The music is a hard rock/heavy metal hybrid driven forward by folk melodies and aggressive singing that pumps like a well-oiled machine. The heavy guitars compliment light fiddle and keyboard melodies well, and give a good base rhythm for Martin's singing. Where the lyrics may be both light-hearted and serious, the melodies themselves are light and positive throughout the record.
Drawing upon themes in literature, politics and everyday events, Walkyier creates stunningly original, catchy and intelligent lyrics. From criticising English colonial rule in "Think Back and Lie of England" he jumps to describe a sexual encounter between a traveller and a gypsy woman in the aptly titled "Polkageist". Indeed, the musical element of the band is sometimes left in the background as Martin's lyrics take the stage so effectively.

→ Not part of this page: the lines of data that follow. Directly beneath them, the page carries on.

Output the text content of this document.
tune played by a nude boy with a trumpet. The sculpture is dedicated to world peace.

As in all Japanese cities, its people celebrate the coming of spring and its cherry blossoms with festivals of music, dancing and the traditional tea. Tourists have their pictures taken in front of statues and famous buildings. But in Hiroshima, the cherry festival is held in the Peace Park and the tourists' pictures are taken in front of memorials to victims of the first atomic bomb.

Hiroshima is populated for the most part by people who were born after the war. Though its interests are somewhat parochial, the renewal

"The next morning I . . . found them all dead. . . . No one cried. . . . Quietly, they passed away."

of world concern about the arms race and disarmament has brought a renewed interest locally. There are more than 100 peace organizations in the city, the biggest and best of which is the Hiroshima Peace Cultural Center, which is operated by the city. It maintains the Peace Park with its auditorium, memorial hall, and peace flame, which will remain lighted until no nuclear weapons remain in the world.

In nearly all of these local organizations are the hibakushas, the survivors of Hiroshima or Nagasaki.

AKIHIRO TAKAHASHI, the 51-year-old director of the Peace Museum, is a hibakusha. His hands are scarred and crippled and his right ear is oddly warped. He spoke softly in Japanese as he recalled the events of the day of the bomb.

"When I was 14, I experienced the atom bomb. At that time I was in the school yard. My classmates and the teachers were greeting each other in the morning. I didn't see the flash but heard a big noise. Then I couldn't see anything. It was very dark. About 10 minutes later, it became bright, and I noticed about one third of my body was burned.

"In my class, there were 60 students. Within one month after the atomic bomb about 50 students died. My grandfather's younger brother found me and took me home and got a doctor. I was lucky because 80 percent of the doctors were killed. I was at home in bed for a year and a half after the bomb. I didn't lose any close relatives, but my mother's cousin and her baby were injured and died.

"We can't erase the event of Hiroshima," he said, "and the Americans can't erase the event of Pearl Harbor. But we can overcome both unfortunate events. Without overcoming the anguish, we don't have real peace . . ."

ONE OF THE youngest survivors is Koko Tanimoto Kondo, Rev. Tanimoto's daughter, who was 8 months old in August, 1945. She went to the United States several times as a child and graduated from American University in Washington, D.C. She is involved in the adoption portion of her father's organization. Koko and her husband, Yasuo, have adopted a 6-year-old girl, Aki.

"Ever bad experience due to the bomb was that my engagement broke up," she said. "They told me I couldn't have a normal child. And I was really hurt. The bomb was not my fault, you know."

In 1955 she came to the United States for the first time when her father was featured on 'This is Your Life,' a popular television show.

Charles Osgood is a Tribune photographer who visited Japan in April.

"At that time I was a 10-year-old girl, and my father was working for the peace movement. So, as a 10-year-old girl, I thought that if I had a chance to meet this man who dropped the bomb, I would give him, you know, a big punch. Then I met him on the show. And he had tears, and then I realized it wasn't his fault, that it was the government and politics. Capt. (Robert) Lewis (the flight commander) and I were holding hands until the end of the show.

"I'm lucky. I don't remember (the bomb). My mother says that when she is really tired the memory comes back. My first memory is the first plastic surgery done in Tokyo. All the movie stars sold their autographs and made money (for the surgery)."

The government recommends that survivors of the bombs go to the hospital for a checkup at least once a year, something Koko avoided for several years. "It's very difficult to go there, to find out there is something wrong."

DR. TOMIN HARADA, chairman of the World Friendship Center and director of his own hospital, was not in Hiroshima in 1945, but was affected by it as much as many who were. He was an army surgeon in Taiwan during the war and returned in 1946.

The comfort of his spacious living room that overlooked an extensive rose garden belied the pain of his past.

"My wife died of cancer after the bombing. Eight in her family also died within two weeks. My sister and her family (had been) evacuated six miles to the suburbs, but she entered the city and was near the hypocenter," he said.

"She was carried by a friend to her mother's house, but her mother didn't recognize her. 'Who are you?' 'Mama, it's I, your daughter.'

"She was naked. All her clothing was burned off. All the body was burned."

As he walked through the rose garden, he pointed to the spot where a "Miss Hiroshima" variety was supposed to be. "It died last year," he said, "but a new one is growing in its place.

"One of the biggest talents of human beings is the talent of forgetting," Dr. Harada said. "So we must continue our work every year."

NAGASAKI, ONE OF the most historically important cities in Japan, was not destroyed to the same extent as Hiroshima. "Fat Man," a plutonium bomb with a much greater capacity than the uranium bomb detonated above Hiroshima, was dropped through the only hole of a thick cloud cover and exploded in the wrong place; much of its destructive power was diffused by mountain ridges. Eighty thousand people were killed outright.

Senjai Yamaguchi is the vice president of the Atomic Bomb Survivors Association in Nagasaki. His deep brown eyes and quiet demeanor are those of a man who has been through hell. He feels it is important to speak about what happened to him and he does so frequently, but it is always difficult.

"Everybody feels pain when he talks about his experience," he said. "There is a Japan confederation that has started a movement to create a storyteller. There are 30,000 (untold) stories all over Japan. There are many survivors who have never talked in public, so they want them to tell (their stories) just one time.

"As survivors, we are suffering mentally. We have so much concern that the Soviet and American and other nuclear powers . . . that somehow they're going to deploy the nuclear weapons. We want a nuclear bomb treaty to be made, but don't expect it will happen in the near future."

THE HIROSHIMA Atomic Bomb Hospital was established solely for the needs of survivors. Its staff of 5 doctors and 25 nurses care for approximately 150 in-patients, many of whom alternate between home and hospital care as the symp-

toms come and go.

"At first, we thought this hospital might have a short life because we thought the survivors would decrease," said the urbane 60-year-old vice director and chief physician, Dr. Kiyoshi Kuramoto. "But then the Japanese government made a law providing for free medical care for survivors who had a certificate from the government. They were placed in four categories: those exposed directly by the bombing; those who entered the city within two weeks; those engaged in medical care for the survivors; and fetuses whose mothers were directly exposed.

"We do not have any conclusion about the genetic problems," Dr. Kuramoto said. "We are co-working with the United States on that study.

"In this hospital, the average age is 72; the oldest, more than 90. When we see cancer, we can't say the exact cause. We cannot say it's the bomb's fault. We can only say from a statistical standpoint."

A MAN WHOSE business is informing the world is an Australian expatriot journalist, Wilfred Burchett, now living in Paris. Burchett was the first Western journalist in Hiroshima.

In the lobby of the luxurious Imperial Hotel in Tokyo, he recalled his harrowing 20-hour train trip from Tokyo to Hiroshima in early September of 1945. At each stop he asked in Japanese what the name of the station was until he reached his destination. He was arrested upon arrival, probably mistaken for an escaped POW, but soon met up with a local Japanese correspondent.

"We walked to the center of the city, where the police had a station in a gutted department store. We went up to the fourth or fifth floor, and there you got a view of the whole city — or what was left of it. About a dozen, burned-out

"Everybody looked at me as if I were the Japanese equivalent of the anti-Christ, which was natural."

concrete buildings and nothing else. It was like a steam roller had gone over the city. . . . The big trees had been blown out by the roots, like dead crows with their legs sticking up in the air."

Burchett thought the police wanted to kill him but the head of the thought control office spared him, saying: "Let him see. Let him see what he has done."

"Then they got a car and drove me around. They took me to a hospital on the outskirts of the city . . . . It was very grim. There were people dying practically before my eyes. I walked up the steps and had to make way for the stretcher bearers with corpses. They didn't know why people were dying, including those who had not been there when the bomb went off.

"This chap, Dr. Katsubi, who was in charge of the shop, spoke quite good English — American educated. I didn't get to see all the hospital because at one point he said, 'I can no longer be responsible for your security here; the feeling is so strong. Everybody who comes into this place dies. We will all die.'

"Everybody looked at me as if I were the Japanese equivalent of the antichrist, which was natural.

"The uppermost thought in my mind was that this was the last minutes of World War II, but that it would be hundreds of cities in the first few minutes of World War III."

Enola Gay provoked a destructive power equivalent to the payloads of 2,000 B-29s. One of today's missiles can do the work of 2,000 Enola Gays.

Heavy criticism of modern society is evident in the lyrics of Folkémon. However, ironical humour and even satire ("The Folkémon trainers are:") present Walkyier's personal opinions in an acceptable, intelligent light. These lyrics hold up even after thorough analysis, containing a multitude of puns, humour created with homophones and twisting of common phrases. Though not a riff-based band, Skyclad manage to create extremely catchy, melodic rock with this record that sadly was left as the last with the parting of ways between Martin and the rest of the band in 2001.
Available in CD format and limited-edition digipak, containing a hearty cover-song, "Swords of a Thousand Men."